Dans une des scènes du film, l'héroïne se lamente parce qu'elle trouve son prénom ridicule, estimant qu'Odette est un nom qu'on attribuerait plutôt à un caniche. "Ne manque plus que le collier de chien", dit-elle en substance. S'agit-il d'une référence à Yolande, le personnage d'Un air de famille, qui a rendu célèbre l'actrice (dans une des séquences les plus fameuses, elle se voit recevoir un bijou qui ressemble à un collier pour chien...) ? La comédienne a confié au micro d'Allociné qu'elle avait posé la question au réalisateur, "Il n'a jamais voulu me le dire mais je pense quand même que c'est une référence. C'est bizarre, hein ? Soit c'est un acte manqué, soit il l'a fait exprès. Je ne sais pas, il me l'a jamais dit. En tout cas, quand je l'ai lu, effectivement j'y ai tout de suite pensé."

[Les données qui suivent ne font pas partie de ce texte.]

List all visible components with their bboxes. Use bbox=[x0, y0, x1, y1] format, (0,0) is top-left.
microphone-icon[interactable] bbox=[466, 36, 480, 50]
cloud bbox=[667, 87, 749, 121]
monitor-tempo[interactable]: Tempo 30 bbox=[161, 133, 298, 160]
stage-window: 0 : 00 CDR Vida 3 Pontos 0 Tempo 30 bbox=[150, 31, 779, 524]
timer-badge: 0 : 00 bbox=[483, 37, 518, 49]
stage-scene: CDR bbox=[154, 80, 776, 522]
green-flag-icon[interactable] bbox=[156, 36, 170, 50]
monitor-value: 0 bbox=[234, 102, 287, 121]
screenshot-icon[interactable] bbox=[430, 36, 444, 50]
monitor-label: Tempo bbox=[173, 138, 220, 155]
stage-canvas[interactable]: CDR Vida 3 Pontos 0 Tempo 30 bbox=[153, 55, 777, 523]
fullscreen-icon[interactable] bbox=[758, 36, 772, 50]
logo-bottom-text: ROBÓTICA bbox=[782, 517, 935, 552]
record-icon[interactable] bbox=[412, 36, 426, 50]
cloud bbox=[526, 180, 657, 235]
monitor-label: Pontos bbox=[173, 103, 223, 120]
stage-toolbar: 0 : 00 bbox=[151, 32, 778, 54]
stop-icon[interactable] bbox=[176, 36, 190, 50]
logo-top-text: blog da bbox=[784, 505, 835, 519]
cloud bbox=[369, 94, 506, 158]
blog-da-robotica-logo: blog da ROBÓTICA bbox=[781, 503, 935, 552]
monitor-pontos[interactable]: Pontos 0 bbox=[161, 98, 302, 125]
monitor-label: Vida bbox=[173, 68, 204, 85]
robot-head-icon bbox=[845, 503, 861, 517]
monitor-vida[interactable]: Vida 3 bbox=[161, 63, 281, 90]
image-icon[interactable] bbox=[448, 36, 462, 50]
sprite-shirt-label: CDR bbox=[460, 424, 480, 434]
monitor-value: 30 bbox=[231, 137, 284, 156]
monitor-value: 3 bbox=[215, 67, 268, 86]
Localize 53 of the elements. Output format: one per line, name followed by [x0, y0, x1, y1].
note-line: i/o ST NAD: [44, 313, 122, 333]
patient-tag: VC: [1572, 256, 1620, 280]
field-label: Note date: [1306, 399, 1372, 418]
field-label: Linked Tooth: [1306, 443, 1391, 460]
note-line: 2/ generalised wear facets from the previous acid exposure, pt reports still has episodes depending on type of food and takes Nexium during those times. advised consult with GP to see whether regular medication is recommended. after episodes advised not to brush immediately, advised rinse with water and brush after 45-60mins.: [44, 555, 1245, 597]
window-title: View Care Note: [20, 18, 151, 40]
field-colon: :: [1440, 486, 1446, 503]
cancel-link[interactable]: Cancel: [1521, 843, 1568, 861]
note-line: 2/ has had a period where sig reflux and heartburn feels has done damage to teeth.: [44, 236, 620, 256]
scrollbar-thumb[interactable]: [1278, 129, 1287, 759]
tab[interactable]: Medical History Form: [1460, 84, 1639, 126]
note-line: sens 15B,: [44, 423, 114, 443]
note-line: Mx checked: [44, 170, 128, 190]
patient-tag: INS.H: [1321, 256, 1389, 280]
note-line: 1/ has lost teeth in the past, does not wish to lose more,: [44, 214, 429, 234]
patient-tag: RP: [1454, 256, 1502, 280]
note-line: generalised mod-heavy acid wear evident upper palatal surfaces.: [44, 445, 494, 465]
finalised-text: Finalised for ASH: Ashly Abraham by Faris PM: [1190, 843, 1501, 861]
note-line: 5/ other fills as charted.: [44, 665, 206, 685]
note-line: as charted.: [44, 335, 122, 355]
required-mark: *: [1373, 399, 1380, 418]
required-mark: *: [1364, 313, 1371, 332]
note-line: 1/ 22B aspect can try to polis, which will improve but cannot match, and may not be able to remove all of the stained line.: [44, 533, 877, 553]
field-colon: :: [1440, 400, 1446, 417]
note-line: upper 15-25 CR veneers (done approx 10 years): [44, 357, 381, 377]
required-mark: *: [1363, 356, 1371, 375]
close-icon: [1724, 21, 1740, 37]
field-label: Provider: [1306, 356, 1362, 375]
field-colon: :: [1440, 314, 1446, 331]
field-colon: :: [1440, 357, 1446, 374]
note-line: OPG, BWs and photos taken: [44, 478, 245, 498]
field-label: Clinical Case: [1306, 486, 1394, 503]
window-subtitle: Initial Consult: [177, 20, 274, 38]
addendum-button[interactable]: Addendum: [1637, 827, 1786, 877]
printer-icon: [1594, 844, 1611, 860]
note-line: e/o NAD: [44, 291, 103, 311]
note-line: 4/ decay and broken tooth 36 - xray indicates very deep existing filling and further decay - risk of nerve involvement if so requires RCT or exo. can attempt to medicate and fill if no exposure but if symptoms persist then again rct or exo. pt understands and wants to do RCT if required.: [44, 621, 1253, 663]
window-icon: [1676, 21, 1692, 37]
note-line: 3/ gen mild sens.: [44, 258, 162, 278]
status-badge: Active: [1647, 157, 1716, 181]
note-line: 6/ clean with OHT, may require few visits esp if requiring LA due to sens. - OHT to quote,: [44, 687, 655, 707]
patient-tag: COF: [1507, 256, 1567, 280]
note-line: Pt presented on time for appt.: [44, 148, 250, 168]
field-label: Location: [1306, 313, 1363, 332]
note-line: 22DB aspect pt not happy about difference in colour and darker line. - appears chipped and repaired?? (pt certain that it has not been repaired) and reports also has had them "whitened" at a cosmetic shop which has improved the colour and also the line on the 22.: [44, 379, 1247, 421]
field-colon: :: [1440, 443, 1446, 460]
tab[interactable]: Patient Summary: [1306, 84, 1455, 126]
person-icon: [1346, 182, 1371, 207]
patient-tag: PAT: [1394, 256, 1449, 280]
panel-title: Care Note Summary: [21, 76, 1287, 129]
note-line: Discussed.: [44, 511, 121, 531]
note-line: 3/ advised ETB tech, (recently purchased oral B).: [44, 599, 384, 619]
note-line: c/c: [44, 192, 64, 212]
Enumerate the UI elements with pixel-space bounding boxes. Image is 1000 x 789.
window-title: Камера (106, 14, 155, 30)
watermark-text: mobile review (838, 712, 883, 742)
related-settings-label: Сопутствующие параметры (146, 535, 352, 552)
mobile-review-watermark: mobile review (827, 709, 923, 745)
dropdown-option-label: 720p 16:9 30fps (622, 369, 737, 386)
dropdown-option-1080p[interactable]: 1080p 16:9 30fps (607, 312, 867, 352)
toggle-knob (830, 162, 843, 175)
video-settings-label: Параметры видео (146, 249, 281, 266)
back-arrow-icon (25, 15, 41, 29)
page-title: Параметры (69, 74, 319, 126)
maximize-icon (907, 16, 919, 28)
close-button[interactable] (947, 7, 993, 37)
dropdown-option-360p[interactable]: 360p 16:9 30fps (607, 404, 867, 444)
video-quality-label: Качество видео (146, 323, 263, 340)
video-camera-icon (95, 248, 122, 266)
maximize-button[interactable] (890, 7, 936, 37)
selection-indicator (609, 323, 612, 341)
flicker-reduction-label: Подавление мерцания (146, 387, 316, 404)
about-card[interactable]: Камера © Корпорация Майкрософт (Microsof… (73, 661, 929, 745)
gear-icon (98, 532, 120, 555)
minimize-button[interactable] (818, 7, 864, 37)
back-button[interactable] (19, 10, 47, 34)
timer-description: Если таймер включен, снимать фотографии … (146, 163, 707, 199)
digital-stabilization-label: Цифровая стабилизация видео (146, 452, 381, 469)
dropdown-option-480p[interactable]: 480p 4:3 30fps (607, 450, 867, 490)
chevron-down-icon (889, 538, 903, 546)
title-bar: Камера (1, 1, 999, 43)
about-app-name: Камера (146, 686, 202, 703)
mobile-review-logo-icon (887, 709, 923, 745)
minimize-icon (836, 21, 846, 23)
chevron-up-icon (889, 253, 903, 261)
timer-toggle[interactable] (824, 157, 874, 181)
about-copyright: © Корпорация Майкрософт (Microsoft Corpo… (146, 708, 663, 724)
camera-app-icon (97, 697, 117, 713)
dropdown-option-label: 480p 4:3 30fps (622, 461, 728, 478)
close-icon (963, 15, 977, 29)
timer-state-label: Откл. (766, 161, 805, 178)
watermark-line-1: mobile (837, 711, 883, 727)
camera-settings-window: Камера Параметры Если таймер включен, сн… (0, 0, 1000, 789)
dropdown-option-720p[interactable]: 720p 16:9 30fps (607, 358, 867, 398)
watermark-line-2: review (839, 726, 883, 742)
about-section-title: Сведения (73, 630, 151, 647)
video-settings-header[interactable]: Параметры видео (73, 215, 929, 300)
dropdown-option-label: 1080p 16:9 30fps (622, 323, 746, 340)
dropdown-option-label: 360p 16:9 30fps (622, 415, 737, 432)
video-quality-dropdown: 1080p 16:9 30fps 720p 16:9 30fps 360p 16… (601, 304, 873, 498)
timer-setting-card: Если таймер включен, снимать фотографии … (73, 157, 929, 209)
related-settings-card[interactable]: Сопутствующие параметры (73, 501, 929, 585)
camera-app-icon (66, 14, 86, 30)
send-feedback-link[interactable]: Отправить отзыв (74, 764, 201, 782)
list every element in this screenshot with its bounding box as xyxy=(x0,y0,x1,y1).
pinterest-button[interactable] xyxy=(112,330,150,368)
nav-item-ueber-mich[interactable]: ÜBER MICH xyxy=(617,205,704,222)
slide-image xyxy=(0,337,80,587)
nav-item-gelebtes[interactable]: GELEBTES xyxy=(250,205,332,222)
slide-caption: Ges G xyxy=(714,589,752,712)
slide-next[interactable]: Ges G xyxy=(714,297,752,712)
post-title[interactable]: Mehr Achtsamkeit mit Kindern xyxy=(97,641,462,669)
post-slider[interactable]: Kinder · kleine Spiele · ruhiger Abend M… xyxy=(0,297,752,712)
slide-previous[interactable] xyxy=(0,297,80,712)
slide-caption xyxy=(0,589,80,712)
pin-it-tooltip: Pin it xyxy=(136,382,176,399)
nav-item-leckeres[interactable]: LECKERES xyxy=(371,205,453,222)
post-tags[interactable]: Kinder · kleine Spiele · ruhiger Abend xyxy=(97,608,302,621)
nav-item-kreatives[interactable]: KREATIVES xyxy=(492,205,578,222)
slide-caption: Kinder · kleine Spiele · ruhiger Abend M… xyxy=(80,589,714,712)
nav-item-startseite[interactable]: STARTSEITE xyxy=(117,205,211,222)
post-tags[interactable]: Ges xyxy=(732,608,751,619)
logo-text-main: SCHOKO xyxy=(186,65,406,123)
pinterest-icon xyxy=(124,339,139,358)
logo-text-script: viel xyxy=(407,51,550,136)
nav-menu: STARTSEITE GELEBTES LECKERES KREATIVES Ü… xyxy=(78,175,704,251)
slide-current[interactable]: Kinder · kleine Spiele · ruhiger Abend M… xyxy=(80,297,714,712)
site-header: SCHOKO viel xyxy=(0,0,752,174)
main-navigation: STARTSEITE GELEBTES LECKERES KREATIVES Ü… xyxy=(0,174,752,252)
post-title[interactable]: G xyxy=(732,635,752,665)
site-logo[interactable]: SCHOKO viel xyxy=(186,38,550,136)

Catherine Frot revient sur la scène dans laquelle on la voit s'envoler : "C'était impressionnant parce qu'il faisait -1°et j'étais à 28 mètres d'altitude sur une grue immense d'où je voyais toute la ville de Charleroi. Il n'y avait aucun trucage. Je suis vraiment dans les airs, sanglée dans un truc hallucinant... Et à Bruxelles, j'étais dans une petite nacelle grande comme moi !"
Dans deux films qui sortent à quelques jours d'intervalle, on retrouve le comédien Jacques Weber dans deux rôles presque identiques : dans Les Ambitieux de Catherine Corsini (sortie le 24 janvier) comme dans Odette Toulemonde d'Eric-Emmanuel Schmitt (sortie le 7 février), il joue le rôle d'un journaliste littéraire qui descend en flammes un ouvrage lors d'une émission de télévision...
La bande originale de Odette Toulemonde est signée de l'Italien Nicola Piovani, l'un des des plus grands compositeurs de musique de films actuels. Ses partitions, entre légèreté et mélancolie, accompagnent les films des plus grands cinéastes transalpins, de Bellocchio (Le Saut dans le vide) à Moretti (La Chambre du fils) en passant par Fellini (Intervista), les frères Taviani (Kaos) ou encore Roberto Benigni (La vie est belle). Eric-Emmanuel Schmitt n'est pas le premier réalisateur français à faire appel à lui, puisqu'on lui doit entre autres la musique de Drôle d'endroit pour une rencontre de François Dupeyron, L'Equipier et Je vais bien, ne t'en fais pas. de Philippe Lioret ou encore Fauteuils d'orchestre de Danièle Thompson.